Sigh. It hurts when one realizes their behavior is a circle of shameful hypocrisy. You know, just like everyone else.
I stand tall on my mound of organic dirt, spraying garlic oil on buggy pests, while eating my no-pesticides-added apple. All while loudly proclaiming that Monsanto is the devil-incarnate. I cloth diaper. As a mostly-adhered-to rule, we don’t eat foods that have high fructose corn syrup or splenda.
But, much like a heavy-polluting corporation might buy carbon credits, all of my efforts, when coupled with the fact that I smoke makes me a big, fat hypocrite.
Since the age of 15, with the exception of two pregnancies and a total of 10 months nursing, I’ve been a smoker. It’s a shameful, horrible, expensive addiction. A smart person wouldn’t have thought “I can just smoke when I drink (conversely, I wonder if alcoholics think “I can just drink when I smoke?”). Both times, at the end of nursing, I have had this “I can smoke one” thought and then woken up a month later with a constant source of nicotine. Obviously, I’m not a smart person.
Thus I find myself a smoker–again. It’s embarrassing. Even worse is that I actually try and hide it with body spray–like that’s fooling anyone who doesn’t smoke. Puh-lease.
Not to downplay the addictive nature of nicotine- it’s been
compared by scientists to the same level as the addiction to heroin or cocaine— but it’s not the main reason I smoke.
I smoke to keep categorize time, to alleviate boredom, to take a break. To transition. The ADHD makes transitioning from one task to the next a challenge (SO awesome with small kids). Cigarettes have always been a transitional object for me. My own grown-up lovey. That it happens to be a stinky, cancer-causing lovey is just a total downer. I use smoke breaks as a reward for a completed task or chore. They are my excuse to take a quiet-time break outside–effectively silencing the incessant “Mommy-mommy-mommy-mommy-mommy”, the plaintive “WHHHHYYYY”, and the annoying “NOs”, that are the background music to any parent home with small children. Those moments outside in the fresh air (yes, irony noted and agreed with) serve to restore little shreds of my sanity.
Ahhh…but that sanity is short-lived since the nicotine starts to deplete from your body within a few minutes of finishing a cigarette and withdrawal causes even more anger and anxiety.

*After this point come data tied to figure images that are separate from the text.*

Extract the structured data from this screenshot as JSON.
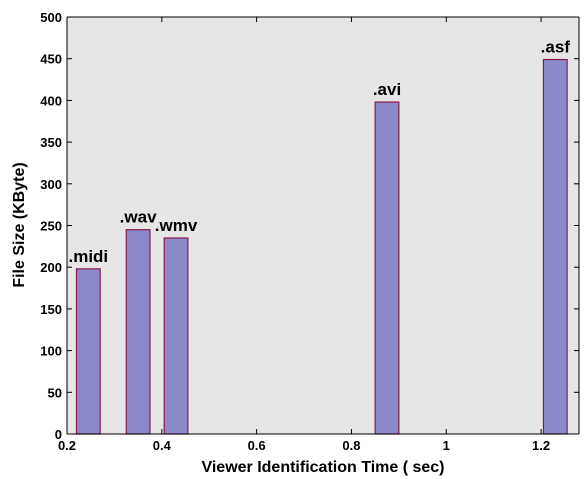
{
  "chart_data": {
    "type": "bar",
    "title": "",
    "xlabel": "Viewer Identification Time ( sec)",
    "ylabel": "File Size (KByte)",
    "xlim": [
      0.2,
      1.28
    ],
    "ylim": [
      0,
      500
    ],
    "xticks": [
      "0.2",
      "0.4",
      "0.6",
      "0.8",
      "1",
      "1.2"
    ],
    "yticks": [
      "0",
      "50",
      "100",
      "150",
      "200",
      "250",
      "300",
      "350",
      "400",
      "450",
      "500"
    ],
    "bar_width": 0.05,
    "series": [
      {
        "x": [
          0.245,
          0.35,
          0.43,
          0.875,
          1.23
        ],
        "values": [
          198,
          245,
          235,
          398,
          449
        ],
        "labels": [
          ".midi",
          ".wav",
          ".wmv",
          ".avi",
          ".asf"
        ]
      }
    ],
    "grid": false,
    "legend": "none",
    "colors": {
      "bar_fill": "#8a8acb",
      "bar_stroke": "#8b1a4a",
      "plot_bg": "#e6e6e6",
      "axis": "#000000"
    }
  }
}
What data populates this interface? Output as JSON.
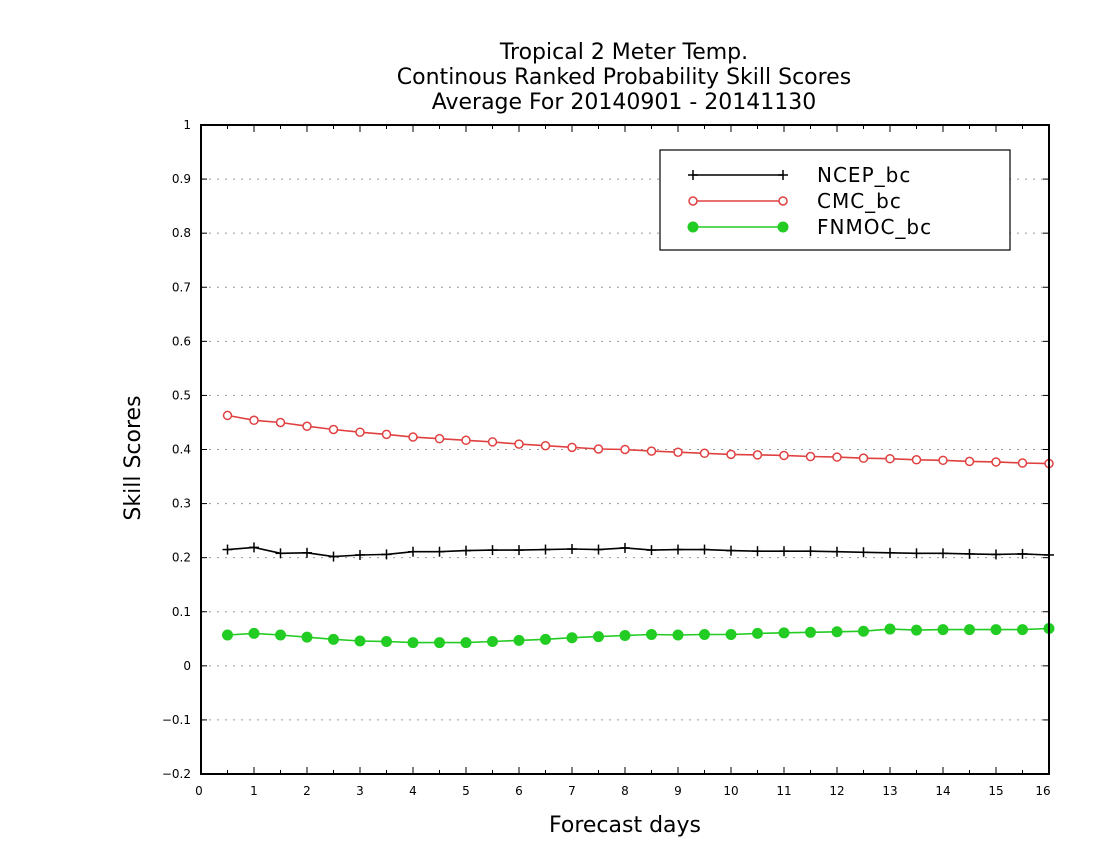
{
  "chart_data": {
    "type": "line",
    "title": [
      "Tropical 2 Meter Temp.",
      "Continous Ranked Probability Skill Scores",
      "Average For 20140901 - 20141130"
    ],
    "xlabel": "Forecast days",
    "ylabel": "Skill Scores",
    "xlim": [
      0,
      16
    ],
    "ylim": [
      -0.2,
      1
    ],
    "xticks": [
      0,
      1,
      2,
      3,
      4,
      5,
      6,
      7,
      8,
      9,
      10,
      11,
      12,
      13,
      14,
      15,
      16
    ],
    "xtick_labels": [
      "0",
      "1",
      "2",
      "3",
      "4",
      "5",
      "6",
      "7",
      "8",
      "9",
      "10",
      "11",
      "12",
      "13",
      "14",
      "15",
      "16"
    ],
    "yticks": [
      -0.2,
      -0.1,
      0,
      0.1,
      0.2,
      0.3,
      0.4,
      0.5,
      0.6,
      0.7,
      0.8,
      0.9,
      1
    ],
    "ytick_labels": [
      "−0.2",
      "−0.1",
      "0",
      "0.1",
      "0.2",
      "0.3",
      "0.4",
      "0.5",
      "0.6",
      "0.7",
      "0.8",
      "0.9",
      "1"
    ],
    "grid": "horizontal-dotted",
    "legend_position": "top-right",
    "x": [
      0.5,
      1,
      1.5,
      2,
      2.5,
      3,
      3.5,
      4,
      4.5,
      5,
      5.5,
      6,
      6.5,
      7,
      7.5,
      8,
      8.5,
      9,
      9.5,
      10,
      10.5,
      11,
      11.5,
      12,
      12.5,
      13,
      13.5,
      14,
      14.5,
      15,
      15.5,
      16
    ],
    "series": [
      {
        "name": "NCEP_bc",
        "color": "#000000",
        "marker": "plus",
        "values": [
          0.215,
          0.219,
          0.208,
          0.209,
          0.202,
          0.205,
          0.206,
          0.211,
          0.211,
          0.213,
          0.214,
          0.214,
          0.215,
          0.216,
          0.215,
          0.218,
          0.214,
          0.215,
          0.215,
          0.213,
          0.212,
          0.212,
          0.212,
          0.211,
          0.21,
          0.209,
          0.208,
          0.208,
          0.207,
          0.206,
          0.207,
          0.205
        ]
      },
      {
        "name": "CMC_bc",
        "color": "#e04040",
        "marker": "open-circle",
        "values": [
          0.463,
          0.454,
          0.45,
          0.443,
          0.437,
          0.432,
          0.428,
          0.423,
          0.42,
          0.417,
          0.414,
          0.41,
          0.407,
          0.404,
          0.401,
          0.4,
          0.397,
          0.395,
          0.393,
          0.391,
          0.39,
          0.389,
          0.387,
          0.386,
          0.384,
          0.383,
          0.381,
          0.38,
          0.378,
          0.377,
          0.375,
          0.374
        ]
      },
      {
        "name": "FNMOC_bc",
        "color": "#22cc22",
        "marker": "filled-circle",
        "values": [
          0.057,
          0.06,
          0.057,
          0.053,
          0.049,
          0.046,
          0.045,
          0.043,
          0.043,
          0.043,
          0.045,
          0.047,
          0.049,
          0.052,
          0.054,
          0.056,
          0.058,
          0.057,
          0.058,
          0.058,
          0.06,
          0.061,
          0.062,
          0.063,
          0.064,
          0.068,
          0.066,
          0.067,
          0.067,
          0.067,
          0.067,
          0.069
        ]
      }
    ]
  }
}
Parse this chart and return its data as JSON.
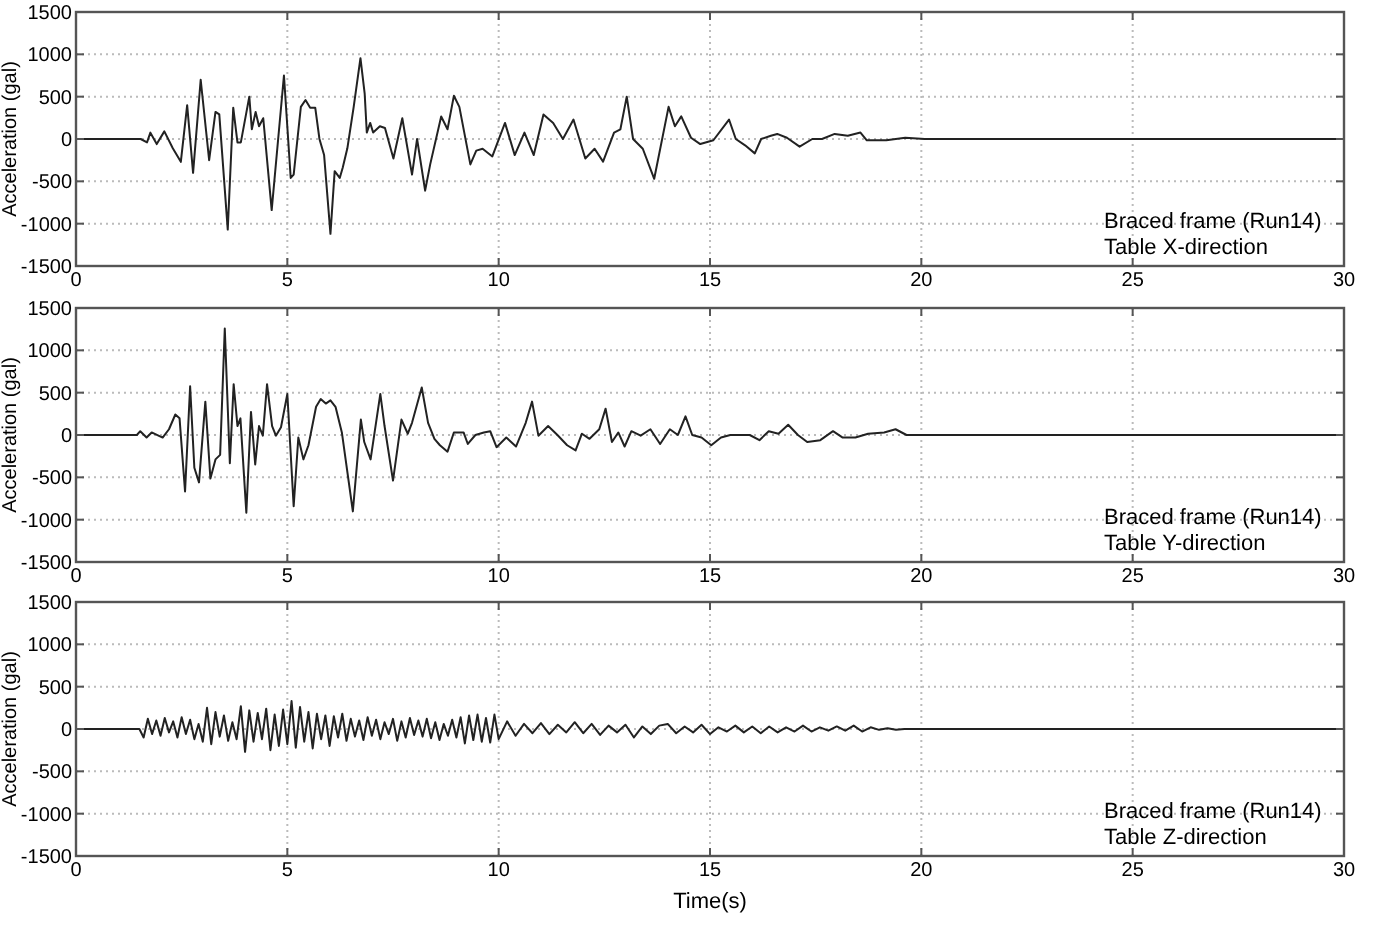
{
  "chart_data": [
    {
      "type": "line",
      "ylabel": "Acceleration (gal)",
      "xlim": [
        0,
        30
      ],
      "xticks": [
        0,
        5,
        10,
        15,
        20,
        25,
        30
      ],
      "ylim": [
        -1500,
        1500
      ],
      "yticks": [
        -1500,
        -1000,
        -500,
        0,
        500,
        1000,
        1500
      ],
      "grid": true,
      "annotations": [
        "Braced frame (Run14)",
        "Table X-direction"
      ],
      "series": [
        {
          "type": "line",
          "color": "#222222",
          "x": [
            0,
            1.53,
            1.68,
            1.76,
            1.91,
            2.09,
            2.29,
            2.48,
            2.63,
            2.77,
            2.95,
            3.15,
            3.3,
            3.39,
            3.59,
            3.72,
            3.82,
            3.9,
            4.1,
            4.16,
            4.25,
            4.33,
            4.43,
            4.63,
            4.92,
            5.08,
            5.15,
            5.32,
            5.43,
            5.54,
            5.66,
            5.76,
            5.87,
            6.02,
            6.12,
            6.24,
            6.31,
            6.42,
            6.57,
            6.73,
            6.83,
            6.88,
            6.96,
            7.03,
            7.19,
            7.31,
            7.51,
            7.72,
            7.95,
            8.07,
            8.26,
            8.38,
            8.64,
            8.79,
            8.94,
            9.07,
            9.33,
            9.47,
            9.62,
            9.85,
            10.15,
            10.38,
            10.61,
            10.83,
            11.06,
            11.29,
            11.52,
            11.77,
            12.05,
            12.27,
            12.47,
            12.73,
            12.88,
            13.03,
            13.18,
            13.41,
            13.68,
            14.02,
            14.17,
            14.32,
            14.55,
            14.77,
            15.08,
            15.45,
            15.61,
            15.83,
            16.06,
            16.21,
            16.44,
            16.59,
            16.82,
            17.12,
            17.42,
            17.65,
            17.95,
            18.26,
            18.56,
            18.71,
            19.17,
            19.62,
            20.08,
            30
          ],
          "values": [
            0,
            0,
            -40,
            75,
            -60,
            90,
            -110,
            -270,
            400,
            -400,
            700,
            -250,
            320,
            290,
            -1070,
            370,
            -40,
            -40,
            500,
            115,
            320,
            150,
            245,
            -840,
            750,
            -460,
            -420,
            380,
            460,
            370,
            370,
            0,
            -190,
            -1120,
            -380,
            -460,
            -340,
            -110,
            380,
            955,
            535,
            76,
            190,
            76,
            150,
            130,
            -230,
            245,
            -420,
            0,
            -610,
            -300,
            265,
            115,
            510,
            380,
            -300,
            -137,
            -115,
            -206,
            190,
            -190,
            76,
            -190,
            290,
            190,
            0,
            230,
            -230,
            -115,
            -267,
            76,
            115,
            500,
            0,
            -115,
            -470,
            380,
            150,
            267,
            15,
            -60,
            -15,
            230,
            0,
            -75,
            -170,
            0,
            38,
            60,
            15,
            -90,
            0,
            0,
            60,
            38,
            76,
            -15,
            -15,
            15,
            0,
            0
          ]
        }
      ]
    },
    {
      "type": "line",
      "ylabel": "Acceleration (gal)",
      "xlim": [
        0,
        30
      ],
      "xticks": [
        0,
        5,
        10,
        15,
        20,
        25,
        30
      ],
      "ylim": [
        -1500,
        1500
      ],
      "yticks": [
        -1500,
        -1000,
        -500,
        0,
        500,
        1000,
        1500
      ],
      "grid": true,
      "annotations": [
        "Braced frame (Run14)",
        "Table Y-direction"
      ],
      "series": [
        {
          "type": "line",
          "color": "#222222",
          "x": [
            0,
            1.44,
            1.52,
            1.67,
            1.79,
            2.05,
            2.2,
            2.35,
            2.45,
            2.58,
            2.7,
            2.8,
            2.91,
            3.06,
            3.18,
            3.3,
            3.41,
            3.52,
            3.64,
            3.73,
            3.82,
            3.89,
            4.03,
            4.14,
            4.24,
            4.33,
            4.42,
            4.52,
            4.64,
            4.73,
            4.85,
            5.0,
            5.15,
            5.26,
            5.38,
            5.5,
            5.68,
            5.79,
            5.91,
            6.02,
            6.14,
            6.29,
            6.55,
            6.74,
            6.82,
            6.97,
            7.2,
            7.3,
            7.5,
            7.7,
            7.85,
            7.95,
            8.18,
            8.33,
            8.48,
            8.61,
            8.79,
            8.94,
            9.17,
            9.27,
            9.45,
            9.65,
            9.8,
            9.95,
            10.18,
            10.41,
            10.64,
            10.79,
            10.94,
            11.17,
            11.39,
            11.62,
            11.82,
            11.97,
            12.15,
            12.38,
            12.53,
            12.68,
            12.83,
            12.98,
            13.14,
            13.36,
            13.59,
            13.82,
            14.05,
            14.24,
            14.42,
            14.58,
            14.8,
            15.03,
            15.26,
            15.48,
            15.94,
            16.17,
            16.39,
            16.62,
            16.85,
            17.08,
            17.3,
            17.61,
            17.91,
            18.14,
            18.44,
            18.74,
            19.12,
            19.39,
            19.65,
            20.03,
            30
          ],
          "values": [
            0,
            0,
            45,
            -30,
            30,
            -30,
            68,
            242,
            197,
            -667,
            576,
            -386,
            -560,
            394,
            -515,
            -288,
            -235,
            1258,
            -333,
            600,
            106,
            197,
            -917,
            273,
            -348,
            106,
            -8,
            600,
            106,
            -8,
            91,
            485,
            -841,
            -30,
            -288,
            -121,
            333,
            424,
            371,
            409,
            333,
            30,
            -902,
            182,
            -83,
            -288,
            485,
            106,
            -538,
            182,
            15,
            144,
            561,
            144,
            -45,
            -121,
            -197,
            30,
            30,
            -106,
            0,
            30,
            45,
            -144,
            -30,
            -136,
            144,
            394,
            -8,
            106,
            0,
            -121,
            -182,
            15,
            -45,
            68,
            311,
            -83,
            30,
            -136,
            45,
            -8,
            68,
            -106,
            68,
            0,
            220,
            0,
            -30,
            -121,
            -30,
            0,
            0,
            -61,
            45,
            15,
            121,
            0,
            -83,
            -61,
            45,
            -30,
            -30,
            15,
            30,
            68,
            0,
            0,
            0
          ]
        }
      ]
    },
    {
      "type": "line",
      "xlabel": "Time(s)",
      "ylabel": "Acceleration (gal)",
      "xlim": [
        0,
        30
      ],
      "xticks": [
        0,
        5,
        10,
        15,
        20,
        25,
        30
      ],
      "ylim": [
        -1500,
        1500
      ],
      "yticks": [
        -1500,
        -1000,
        -500,
        0,
        500,
        1000,
        1500
      ],
      "grid": true,
      "annotations": [
        "Braced frame (Run14)",
        "Table Z-direction"
      ],
      "series": [
        {
          "type": "line",
          "color": "#222222",
          "x": [
            0,
            1.5,
            1.6,
            1.7,
            1.8,
            1.9,
            2.0,
            2.1,
            2.2,
            2.3,
            2.4,
            2.5,
            2.6,
            2.7,
            2.8,
            2.9,
            3.0,
            3.1,
            3.2,
            3.3,
            3.4,
            3.5,
            3.6,
            3.7,
            3.8,
            3.9,
            4.0,
            4.1,
            4.2,
            4.3,
            4.4,
            4.5,
            4.6,
            4.7,
            4.8,
            4.9,
            5.0,
            5.1,
            5.2,
            5.3,
            5.4,
            5.5,
            5.6,
            5.7,
            5.8,
            5.9,
            6.0,
            6.1,
            6.2,
            6.3,
            6.4,
            6.5,
            6.6,
            6.7,
            6.8,
            6.9,
            7.0,
            7.1,
            7.2,
            7.3,
            7.4,
            7.5,
            7.6,
            7.7,
            7.8,
            7.9,
            8.0,
            8.1,
            8.2,
            8.3,
            8.4,
            8.5,
            8.6,
            8.7,
            8.8,
            8.9,
            9.0,
            9.1,
            9.2,
            9.3,
            9.4,
            9.5,
            9.6,
            9.7,
            9.8,
            9.9,
            10.0,
            10.2,
            10.4,
            10.6,
            10.8,
            11.0,
            11.2,
            11.4,
            11.6,
            11.8,
            12.0,
            12.2,
            12.4,
            12.6,
            12.8,
            13.0,
            13.2,
            13.4,
            13.6,
            13.8,
            14.0,
            14.2,
            14.4,
            14.6,
            14.8,
            15.0,
            15.2,
            15.4,
            15.6,
            15.8,
            16.0,
            16.2,
            16.4,
            16.6,
            16.8,
            17.0,
            17.2,
            17.4,
            17.6,
            17.8,
            18.0,
            18.2,
            18.4,
            18.6,
            18.8,
            19.0,
            19.2,
            19.4,
            19.6,
            19.8,
            20.0,
            30
          ],
          "values": [
            0,
            0,
            -100,
            120,
            -60,
            100,
            -80,
            130,
            -40,
            90,
            -100,
            140,
            -60,
            110,
            -120,
            60,
            -150,
            250,
            -180,
            200,
            -90,
            160,
            -140,
            80,
            -120,
            270,
            -270,
            220,
            -150,
            190,
            -120,
            240,
            -250,
            170,
            -200,
            230,
            -180,
            330,
            -220,
            260,
            -150,
            200,
            -230,
            180,
            -120,
            160,
            -200,
            150,
            -100,
            180,
            -140,
            120,
            -90,
            100,
            -130,
            140,
            -80,
            110,
            -120,
            80,
            -60,
            120,
            -140,
            90,
            -100,
            130,
            -70,
            100,
            -90,
            120,
            -110,
            80,
            -130,
            60,
            -80,
            110,
            -100,
            140,
            -170,
            160,
            -130,
            170,
            -150,
            130,
            -160,
            170,
            -120,
            90,
            -80,
            60,
            -50,
            70,
            -60,
            50,
            -40,
            80,
            -50,
            60,
            -70,
            40,
            -40,
            50,
            -100,
            30,
            -60,
            40,
            60,
            -50,
            30,
            -40,
            50,
            -60,
            20,
            -30,
            40,
            -40,
            30,
            -50,
            30,
            -40,
            20,
            -30,
            40,
            -30,
            20,
            -20,
            30,
            -20,
            40,
            -30,
            20,
            -10,
            10,
            -10,
            0,
            0,
            0,
            0
          ]
        }
      ]
    }
  ]
}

Perhaps had I not started up again, I wouldn’t be losing sanity on an hourly basis.
Alas, it’s time to throw my lovey away. My oldest son is smart enough to notice that I go outside a lot. My previous excuse of taking out the recycling or scaring away squirrels isn’t being accepted with a nod anymore. The observational skills of a 3 year old are really astute and when he asks “what’s that smell” I’m lying to him. Honestly, as a mom, if I can’t explain why I’m doing what I’m doing to a three year old I shouldn’t be doing it. My youngest waves energetically and says “bye-bye” to me. That–and the absolute conviction that I do not want either of my children smoking–will force me to give up my little slice of cancer-causing joy.
But all of those things, the hours of self-hatred, the guilt for slowly killing myself on purpose weren’t the catalyst for tomorrow being the big “Quit Day”. Nope, it’s this large, painful lump on my bottom gum and the afternoon I spent looking at pictures of oral cancer. Likely the lump is something less severe, like gingivitis (made worse by smoking) or an abscessed tooth. But I can’t hate and fear cancer while continuing to indulge in one of the biggest causative factors. Not and expect my children to have any respect for me.
Please excuse my upcoming explosive crankiness. I promise to try to use all of those self-control techniques that I keep insisting Zach use during his own tantrums. I’m saying goodbye to a long-term constant companion and like ending all toxic relationships, it won’t be easy. But I will be successful.